Cultural Night(s) 2014

As vice president of the Geography Student Association at my university, I have helped with numerous events but one of my favorites is Cultural Night.  We have this once a month and eat out at ethnic restaurants, experiencing a different culture through food.  Last year we had three, each with different amounts of success.

September’s Cultural Night was the biggest of that semester.  We had so many people come that the rest had to be seated in a different area.  First was dinner at Magic Lamp, Lebanese Mediterranean Grill and afterward was dessert at Sweet Jill’s Bakery across the street.  This was located in Long Beach, not too far from the university, so that partly attributed to our large group.  Both places had excellent food and I stuffed myself silly.

Magic Lamp has tons of dishes from handmade hummus to fresh seafood.  There are options for vegetarians and vegans so everyone can enjoy this place.  They also have a wide international selection of wines and beers.  Lebanese cuisine includes influences from all over the region especially the period when the Ottoman Turks controlled the area.  These foods include olive oil, fresh bread, lamb, stuffed vegetables, nuts, baklava (a sweet pastry dessert) and labneh (strained yogurt).  After the Ottomans’ defeat during WWI, France controlled Lebanon and introduced foods such as flan (caramel custard) and buttery croissants.  For the most part, Lebanese food is similar to other Mediterranean dishes with little red meat and lots of olive oil.  Grilling, baking or sauteing is preferred and drinks are almost never severed without food.  For some Lebanese recipes visit this site: Food in Lebanon.
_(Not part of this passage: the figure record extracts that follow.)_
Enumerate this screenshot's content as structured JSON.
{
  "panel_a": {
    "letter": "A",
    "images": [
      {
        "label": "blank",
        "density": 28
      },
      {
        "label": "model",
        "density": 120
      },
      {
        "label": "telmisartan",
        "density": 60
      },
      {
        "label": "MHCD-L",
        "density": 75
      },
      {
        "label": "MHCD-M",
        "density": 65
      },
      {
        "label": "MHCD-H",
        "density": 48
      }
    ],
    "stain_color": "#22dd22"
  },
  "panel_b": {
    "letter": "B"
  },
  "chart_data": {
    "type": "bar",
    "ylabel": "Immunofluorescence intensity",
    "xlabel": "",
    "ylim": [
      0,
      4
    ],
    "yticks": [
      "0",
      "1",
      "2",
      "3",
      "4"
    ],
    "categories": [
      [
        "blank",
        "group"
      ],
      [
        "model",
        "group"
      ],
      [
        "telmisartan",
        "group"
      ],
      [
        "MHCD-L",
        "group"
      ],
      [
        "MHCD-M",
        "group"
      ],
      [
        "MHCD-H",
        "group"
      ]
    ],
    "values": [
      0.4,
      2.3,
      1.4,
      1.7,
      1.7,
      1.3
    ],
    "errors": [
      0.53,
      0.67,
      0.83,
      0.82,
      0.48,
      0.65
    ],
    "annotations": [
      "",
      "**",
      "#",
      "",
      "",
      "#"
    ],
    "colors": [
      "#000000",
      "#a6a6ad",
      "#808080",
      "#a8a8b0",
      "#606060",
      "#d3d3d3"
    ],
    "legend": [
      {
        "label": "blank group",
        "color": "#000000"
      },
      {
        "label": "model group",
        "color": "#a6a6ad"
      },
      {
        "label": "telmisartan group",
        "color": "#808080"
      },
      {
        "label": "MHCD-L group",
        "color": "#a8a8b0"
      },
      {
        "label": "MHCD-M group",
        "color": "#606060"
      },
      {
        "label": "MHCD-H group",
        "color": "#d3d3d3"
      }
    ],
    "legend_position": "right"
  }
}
Sweet Jill’s is famous for its cinnamon rolls, but they have pretty much any cake, cookie and muffin you could possibly imagine and they all looked equally mouthwatering.  If you are ever in the area, go there and have your sugar dreams come true.

October’s Cultural Night celebrated Oktoberfest.  We went to the Oktoberfest celebration held at Old World in Huntington Beach, a shopping and residential area that features German culture in both building design and commodities.  While this place was only a few miles from my home I had no idea it existed until this event.  For this night several people showed up and the food was good, but for me the place was too loud (they had live music) and a smoker’s paradise (I’m extremely sensitive to cigarette smoke).  Because of those two issues, I was not able to stay long and left the restaurant after I finished eating.  I did get to walk around the village though and saw the different touristy shops they had (though one was a gaming center).  Above all the shops were apartments, which is something that’s very common in Japan but not in America, so it was interesting to see it again.

German food is of course found in American dishes throughout the country, such as bratwurst (sausage), sauerkraut (fermented cabbage), frankfurters (hot dogs) and so on.  Within Germany there are many different regional styles of cooking, such as East and West during the division of the country after WWII and traditional variations in the north, middle and southern regions.

Northern German cooking features various types of soup, such as aalsuppe (eel soup) or eintopf (seafood stew) and weisse bohnensuppe (white bean soup).  The central areas feature more bread and cereal based dishes.  One area in particular, Westphalia, has heavy pumpernickel bread.  The south is more famous for frankfurters but it also has dishes such as Himmel und erde, which combines potatoes, apples, onions and bacon.

As for potatoes, they were introduced by King Frederick II (1712–1786) who gave away the seeds and taught people how to grow them.  Thus potatoes soon became a staple food, but Germans also use a lot of meat and bread in their meals.  Some like to combine potatoes with pears, apples or bacon.    They also make dumplings with both potatoes and bread, which are either fried or boiled.  There is also another kind of stew called Pichelsteiner (three kinds of meat and potatoes).  Fruit is commonly added to meat dishes to create a sweet/sour taste.  Apples are very popular in various desserts throughout Germany.  For recipes for some of these dished visit this site: Food of Germany.

November’s Cultural Night was unfortunately a bust as the place we originally wanted to go to was packed with no hopes of getting a table.  So we instead spent a large amount of time trying to figure out where to go instead and after much debate we finally gave up and went to Olive Garden.  Yeah, not exactly a truly ethnic restaurant, but we did what we could.  We also had the least amount of people show up for that night with only four people showing up, including myself.  The upside, the food was good.

For December we usually have a potluck and this year’s was at a community garden in Long Beach.  Unfortunately I was unable to attend, but I heard it had a good turn out and that everyone had a good time.